Cappadocia in central Turkey, is a steppe region might be easy to think that the arid and remote – even if less than 200 miles (300 kilometers) from the Turkish capital, Ankara. Cappadocia is in the midst of barren brown hills as far as the eye can see, and it has nothing to jittery markets and mosques of Istanbul. But do not let deter place – the allure of Cappadocia lies beneath the surface, in their ancient underground cities and churches carved into the stone towers and cliffs.
Thousands of people lived in the underground cities of Cappadocia, where a large number of underground tunnels, rooms, corridors and stairways link visitors to remote sections of civilization.
Also: How to go there?
Two of the underground city, and Kaymakli Derinkuyu, was dug up to eight levels deep, and is open to visitors today. With a little fantasy you can imagine the culture which, when continued here. Rooms, kitchen, stables, shops, churches and cemeteries were Bustled with shafts of activities and storage, large enough to hold month long supply of grain was stored.

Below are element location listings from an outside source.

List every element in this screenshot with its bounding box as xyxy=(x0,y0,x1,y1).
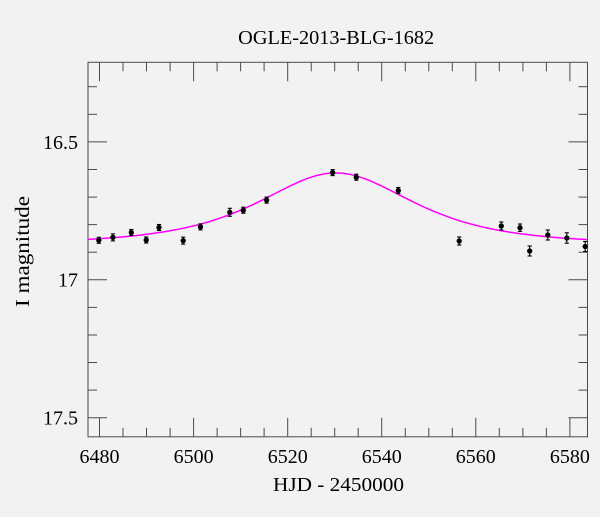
svg-text:HJD - 2450000: HJD - 2450000 xyxy=(273,474,404,496)
svg-text:16.5: 16.5 xyxy=(43,132,78,154)
svg-text:6540: 6540 xyxy=(362,446,402,468)
svg-text:6560: 6560 xyxy=(456,446,496,468)
svg-text:17.5: 17.5 xyxy=(43,408,78,430)
svg-text:6580: 6580 xyxy=(550,446,590,468)
svg-text:6480: 6480 xyxy=(80,446,120,468)
svg-text:I magnitude: I magnitude xyxy=(12,196,34,307)
svg-text:6520: 6520 xyxy=(268,446,308,468)
svg-text:17: 17 xyxy=(58,270,78,292)
svg-text:6500: 6500 xyxy=(174,446,214,468)
svg-text:OGLE-2013-BLG-1682: OGLE-2013-BLG-1682 xyxy=(238,27,434,49)
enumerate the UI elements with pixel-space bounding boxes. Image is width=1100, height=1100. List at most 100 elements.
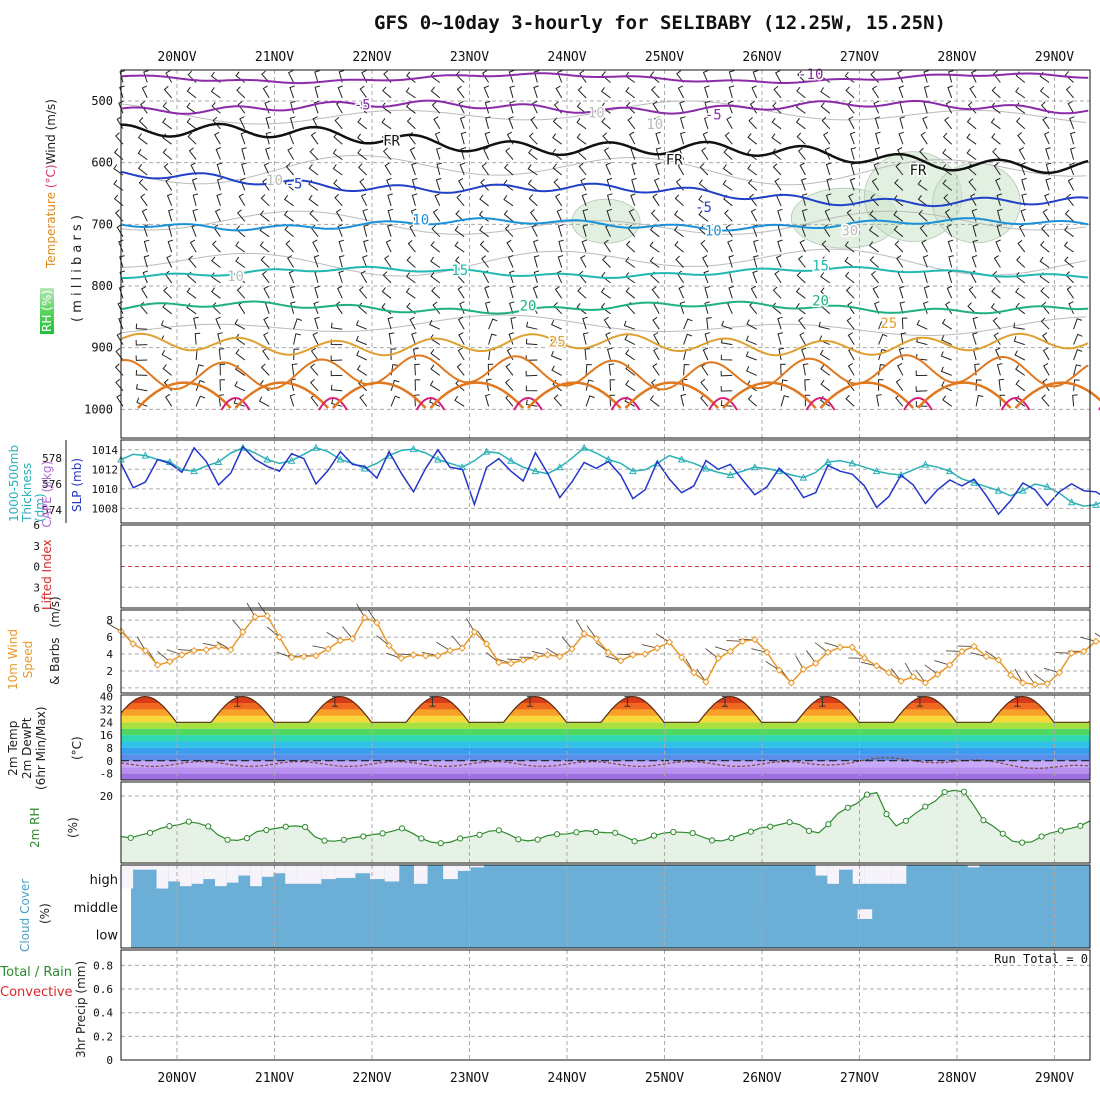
- wind-barb: [871, 85, 880, 99]
- wind-barb: [750, 208, 758, 222]
- wind-barb: [942, 132, 953, 145]
- wind-barb: [1042, 116, 1050, 130]
- rh-contour-2: [120, 210, 1087, 235]
- thickness-marker: [945, 467, 954, 475]
- wind-barb: [283, 210, 294, 222]
- wind-barb: [459, 162, 466, 176]
- wind-barb: [409, 147, 416, 160]
- wind-barb: [458, 177, 465, 191]
- wind10m-barb: [1025, 671, 1036, 685]
- hot-core-3: [513, 397, 543, 411]
- wind-barb: [503, 163, 514, 176]
- wind-barb: [780, 363, 786, 376]
- stability-frame: [120, 524, 1091, 609]
- wind-barb: [922, 301, 929, 314]
- wind10m-barb: [1094, 632, 1100, 638]
- wind-barb: [482, 70, 490, 83]
- wind-barb: [387, 224, 393, 237]
- wind-barb: [189, 239, 197, 253]
- cloud-panel: high middle low: [74, 865, 1090, 948]
- wind-barb: [1066, 285, 1075, 299]
- rh2m-ylabel: 2m RH: [28, 807, 42, 849]
- wind10m-marker: [897, 677, 905, 685]
- wind-barb: [749, 100, 758, 114]
- wind-barb: [135, 323, 148, 330]
- precip-ytick-4: 0.8: [93, 959, 113, 972]
- thickness-marker: [1019, 486, 1027, 494]
- wind-barb: [824, 147, 831, 160]
- wind-barb: [357, 379, 368, 392]
- temp2m-ytick-0: 40: [100, 691, 113, 704]
- wind-barb: [948, 255, 954, 268]
- wind-barb: [874, 116, 881, 129]
- wind-barb: [991, 133, 1001, 145]
- wind-barb: [1043, 362, 1050, 376]
- wind-barb: [972, 332, 978, 345]
- wind-barb: [996, 224, 1003, 237]
- wind-barb: [525, 370, 538, 377]
- wind10m-ytick-0: 0: [106, 682, 113, 695]
- wind-barb: [119, 270, 126, 284]
- wind-barb: [530, 116, 538, 130]
- precip-ytick-2: 0.4: [93, 1007, 113, 1020]
- wind-barb: [948, 70, 954, 83]
- wind-barb: [1015, 302, 1026, 315]
- wind-barb: [1015, 364, 1026, 376]
- wind-barb: [580, 255, 587, 268]
- wind10m-marker: [909, 673, 917, 681]
- wind-barb: [137, 133, 148, 145]
- thickness-marker: [287, 456, 296, 464]
- temp-minmax-bar-5: [721, 696, 728, 707]
- wind10m-barb: [1034, 673, 1048, 685]
- wind-barb: [585, 363, 592, 376]
- wind10m-marker: [543, 651, 552, 659]
- wind-barb: [484, 131, 491, 145]
- wind10m-marker: [312, 652, 320, 660]
- top-day-label-6: 26NOV: [742, 50, 781, 65]
- wind-barb: [411, 332, 417, 345]
- wind-barb: [140, 193, 148, 207]
- wind-barb: [623, 320, 635, 330]
- wind-barb: [211, 287, 221, 299]
- wind-barb: [314, 70, 320, 83]
- wind-barb: [609, 394, 616, 407]
- bottom-day-label-2: 22NOV: [352, 1071, 391, 1086]
- wind-barb: [458, 100, 465, 114]
- wind10m-marker: [958, 647, 966, 656]
- wind-barb: [796, 271, 806, 284]
- wind10m-marker: [556, 652, 564, 661]
- wind-barb: [533, 270, 540, 284]
- wind10m-marker: [385, 641, 393, 650]
- wind-barb: [1045, 177, 1051, 191]
- stability-ytick-0: 6: [33, 519, 40, 532]
- bottom-day-label-4: 24NOV: [547, 1071, 586, 1086]
- wind-barb: [265, 131, 272, 145]
- wind-barb: [552, 117, 563, 130]
- wind-barb: [796, 86, 806, 99]
- wind-barb: [262, 347, 270, 361]
- wind-barb: [923, 285, 930, 299]
- wind-barb: [704, 301, 710, 314]
- wind-barb: [603, 316, 611, 330]
- top-day-label-5: 25NOV: [645, 50, 684, 65]
- wind-barb: [677, 85, 685, 99]
- cloud-mid-gap-0: [857, 909, 873, 919]
- wind-barb: [1069, 116, 1075, 129]
- wind10m-barb: [232, 619, 244, 633]
- wind-barb: [585, 395, 595, 407]
- thickness-marker: [970, 478, 978, 486]
- wind-barb: [991, 287, 1001, 299]
- wind-barb: [701, 147, 709, 160]
- isotherm-2: [121, 122, 1089, 175]
- top-day-label-3: 23NOV: [450, 50, 489, 65]
- wind-barb: [1069, 131, 1076, 145]
- wind-barb: [823, 131, 831, 145]
- wind-barb: [290, 301, 296, 314]
- wind-barb: [878, 333, 888, 345]
- top-day-label-2: 22NOV: [352, 50, 391, 65]
- rh2m-marker: [902, 817, 909, 824]
- rh2m-marker: [708, 837, 716, 844]
- rh2m-frame: [120, 781, 1091, 864]
- stability-ylabel: Lifted Index CAPE (J/kg): [40, 461, 54, 610]
- wind-barb: [967, 101, 977, 114]
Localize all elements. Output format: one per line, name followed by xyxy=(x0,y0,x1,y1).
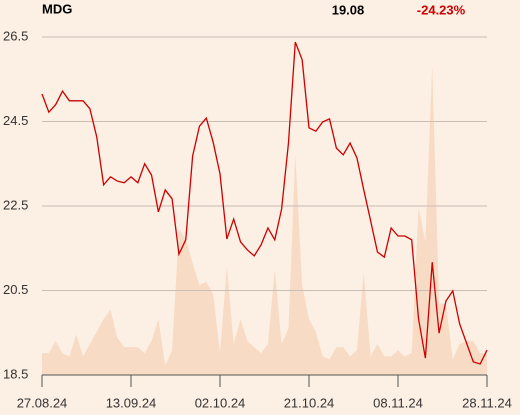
x-tick-label: 13.09.24 xyxy=(106,395,157,410)
y-tick-label: 20.5 xyxy=(3,282,28,297)
x-tick-label: 27.08.24 xyxy=(17,395,68,410)
y-tick-label: 22.5 xyxy=(3,197,28,212)
x-tick-label: 21.10.24 xyxy=(284,395,335,410)
price: 19.08 xyxy=(332,2,365,17)
y-tick-label: 26.5 xyxy=(3,28,28,43)
volume-area xyxy=(42,65,487,375)
y-tick-label: 18.5 xyxy=(3,366,28,381)
x-tick-label: 08.11.24 xyxy=(373,395,423,410)
y-tick-label: 24.5 xyxy=(3,113,28,128)
ticker: MDG xyxy=(42,1,72,16)
change: -24.23% xyxy=(417,2,466,17)
x-tick-label: 28.11.24 xyxy=(462,395,512,410)
price-line xyxy=(41,41,488,365)
x-tick-label: 02.10.24 xyxy=(195,395,246,410)
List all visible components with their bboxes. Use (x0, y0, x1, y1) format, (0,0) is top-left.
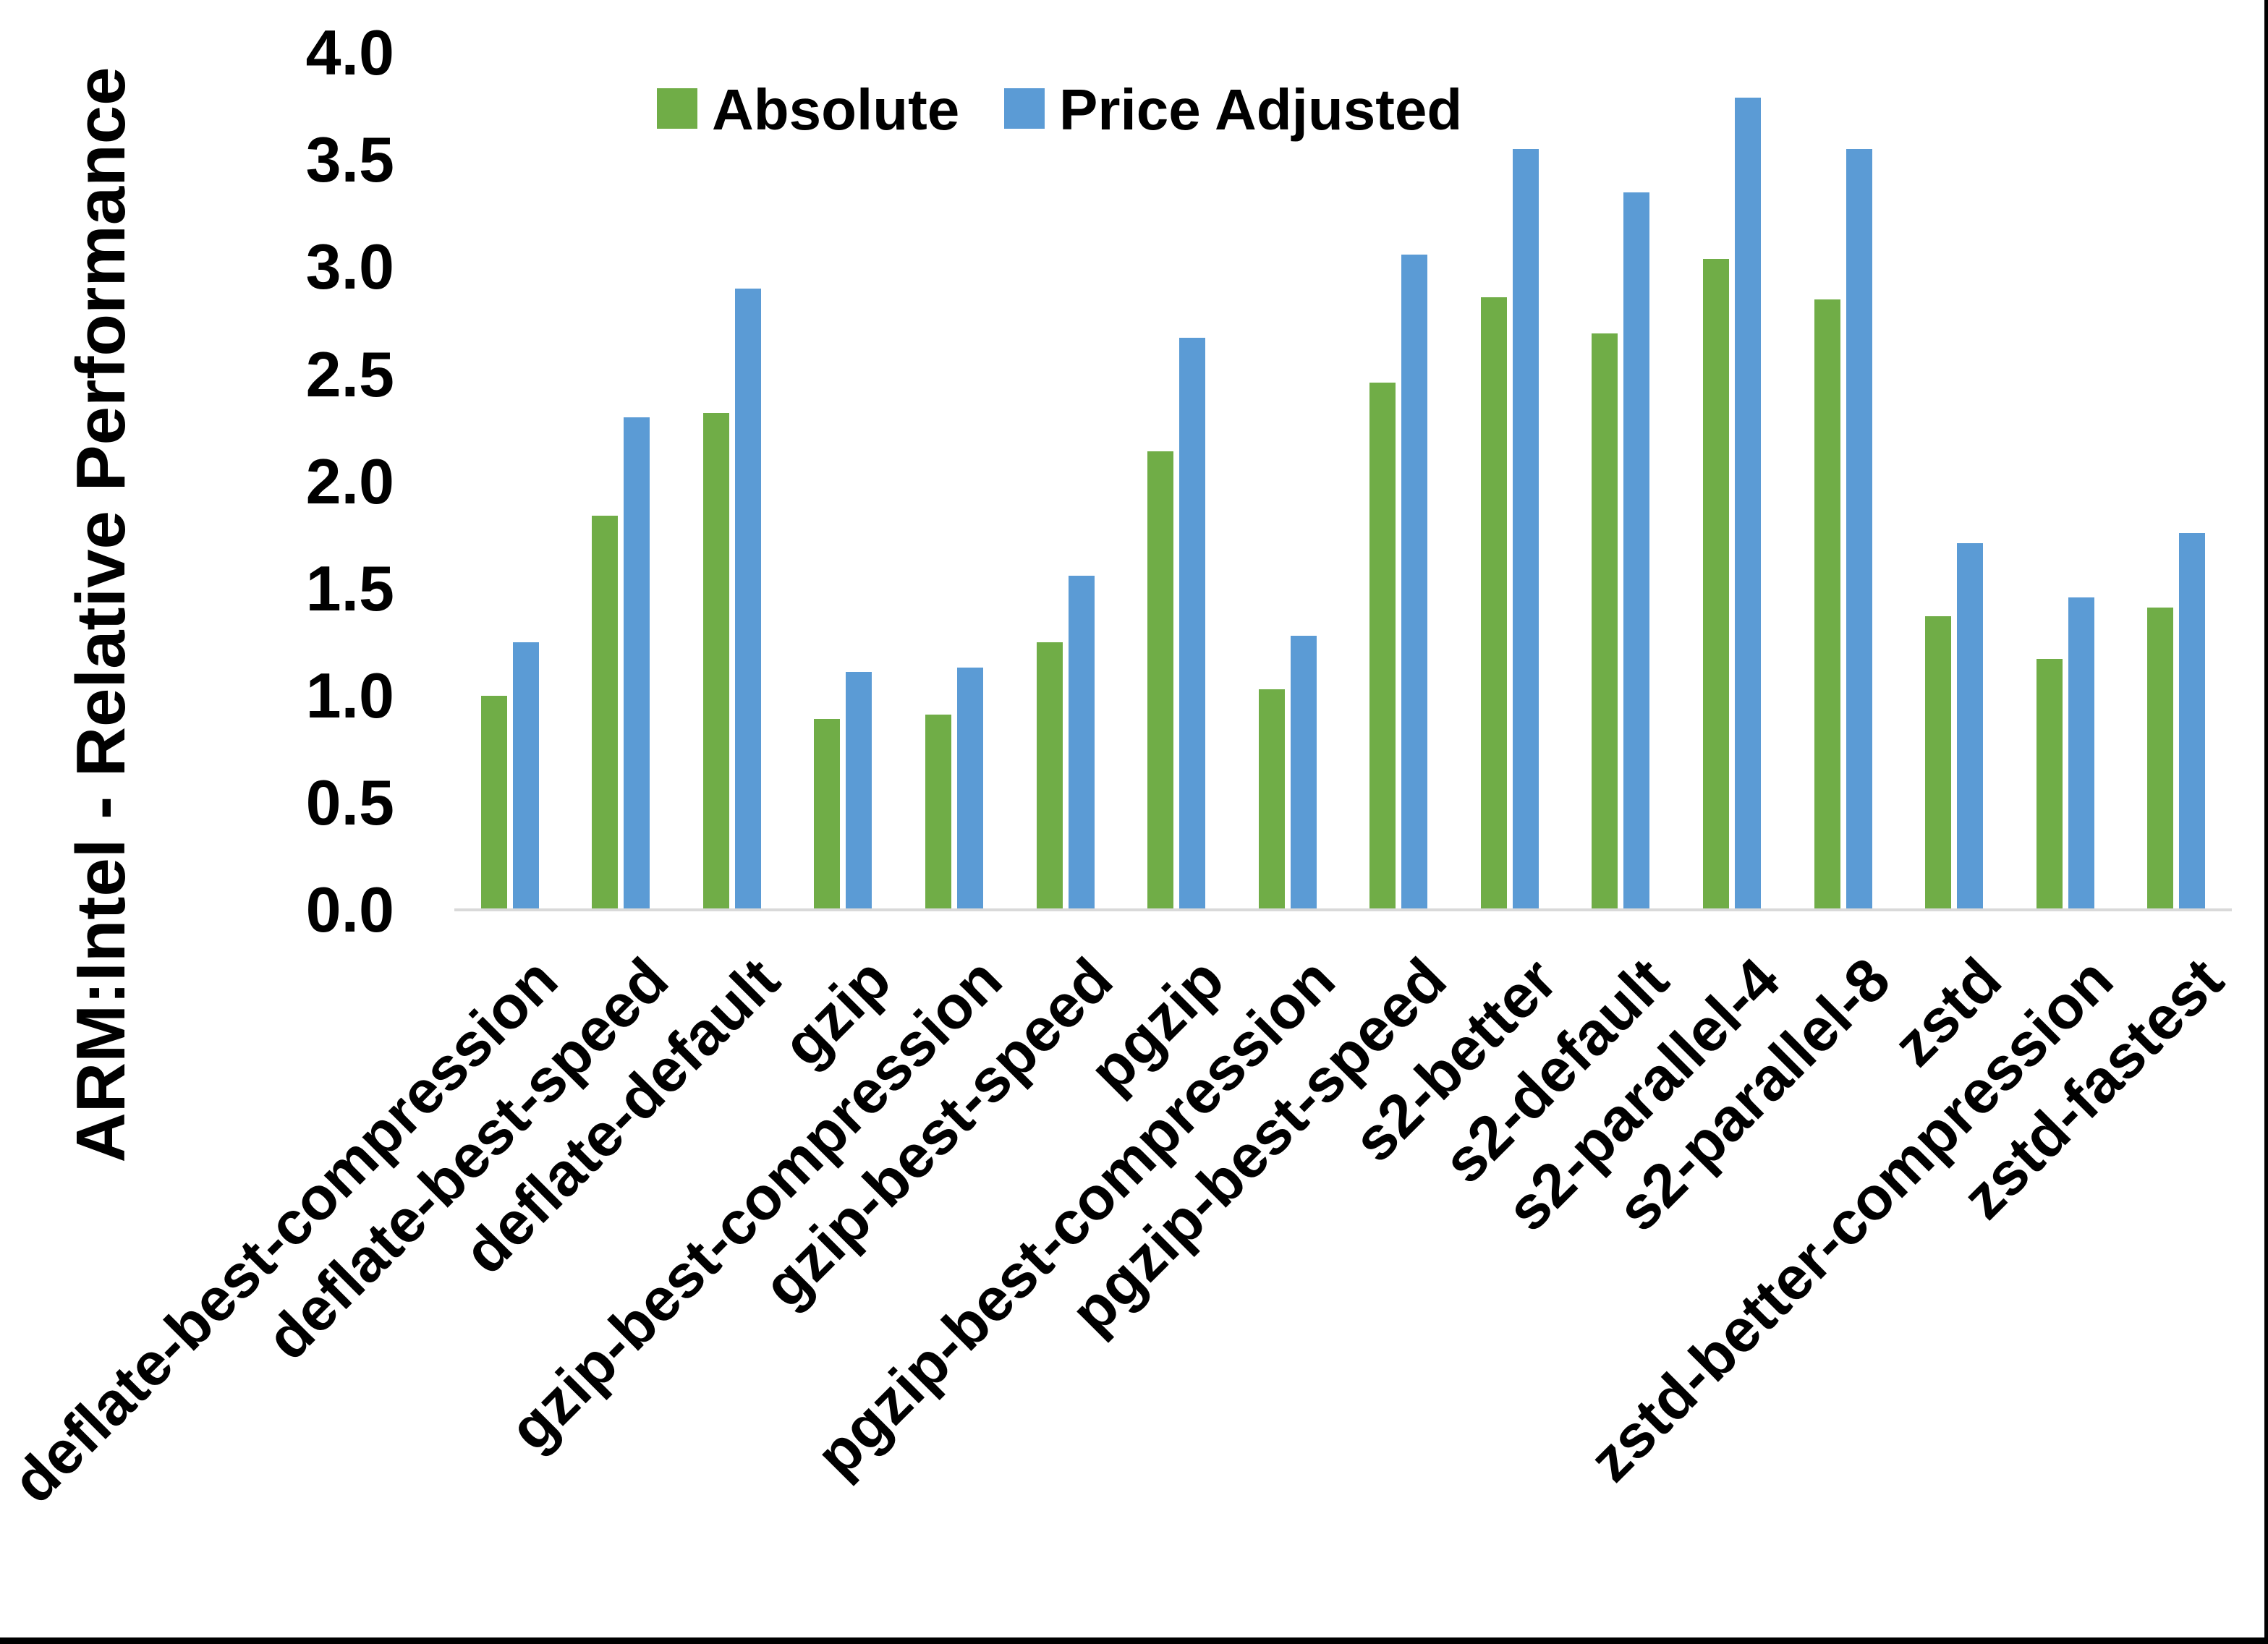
bar-price-adjusted-pgzip-best-speed (1401, 254, 1428, 910)
y-axis-title: ARM:Intel - Relative Performance (62, 67, 140, 1163)
bar-absolute-deflate-default (702, 412, 729, 910)
bar-absolute-s2-better (1480, 297, 1507, 910)
legend-swatch-price-adjusted (1004, 88, 1045, 129)
bar-price-adjusted-s2-parallel-8 (1846, 149, 1872, 910)
bar-absolute-gzip (814, 719, 841, 910)
bar-absolute-zstd-better-compression (2036, 659, 2063, 910)
bar-absolute-s2-parallel-8 (1814, 299, 1840, 910)
bar-absolute-pgzip (1147, 451, 1174, 910)
bar-absolute-s2-default (1592, 333, 1618, 910)
bar-price-adjusted-gzip-best-compression (957, 668, 984, 910)
bar-price-adjusted-s2-parallel-4 (1734, 98, 1761, 910)
bar-absolute-gzip-best-compression (925, 715, 952, 910)
y-tick-label: 0.0 (305, 874, 394, 945)
bar-price-adjusted-gzip-best-speed (1068, 575, 1095, 910)
bar-price-adjusted-deflate-best-compression (512, 642, 539, 910)
bar-absolute-pgzip-best-compression (1258, 689, 1285, 910)
bar-absolute-deflate-best-speed (592, 515, 619, 910)
y-tick-label: 2.5 (305, 338, 394, 410)
y-tick-label: 0.5 (305, 766, 394, 838)
bar-absolute-zstd-fastest (2147, 608, 2174, 910)
y-tick-label: 4.0 (305, 17, 394, 89)
y-tick-label: 1.5 (305, 552, 394, 624)
bar-price-adjusted-zstd (1957, 543, 1984, 910)
legend-label-price-adjusted: Price Adjusted (1059, 77, 1463, 142)
bar-absolute-s2-parallel-4 (1702, 258, 1729, 910)
y-tick-label: 3.0 (305, 231, 394, 303)
bar-absolute-gzip-best-speed (1036, 642, 1063, 910)
bar-price-adjusted-zstd-better-compression (2068, 597, 2094, 910)
bar-price-adjusted-s2-default (1623, 192, 1650, 910)
bar-price-adjusted-deflate-best-speed (624, 417, 650, 910)
bar-absolute-zstd (1925, 616, 1952, 910)
x-axis-line (454, 908, 2232, 911)
bar-price-adjusted-gzip (846, 672, 872, 910)
y-tick-label: 1.0 (305, 659, 394, 731)
bar-absolute-deflate-best-compression (480, 695, 507, 910)
bar-price-adjusted-pgzip (1179, 338, 1206, 910)
bar-absolute-pgzip-best-speed (1369, 383, 1396, 910)
y-tick-label: 2.0 (305, 445, 394, 517)
bar-price-adjusted-zstd-fastest (2179, 532, 2206, 910)
bar-price-adjusted-deflate-default (734, 289, 761, 910)
bar-price-adjusted-pgzip-best-compression (1290, 635, 1317, 910)
legend-label-absolute: Absolute (712, 77, 960, 142)
y-tick-label: 3.5 (305, 124, 394, 196)
bar-price-adjusted-s2-better (1512, 149, 1539, 910)
legend-swatch-absolute (657, 88, 697, 129)
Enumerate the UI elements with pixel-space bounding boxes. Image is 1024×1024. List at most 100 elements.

Corridors and steep staircases winding up to pass through a maze of tunnels and rooms, and large stone disks could be rolled into place to block the passages in the case of an attack. Today, the passages are lit by bare bulbs on the walls, and the voices of tourists echoed through the surrounding vacant. The person who goes before you can turn a corner and look to the floors above or below a few seconds later, then go to your side of a different passage. The sounds seem to come from afar can be just around the corner, and sounds that only thinks in turn can come from hundreds of meters away.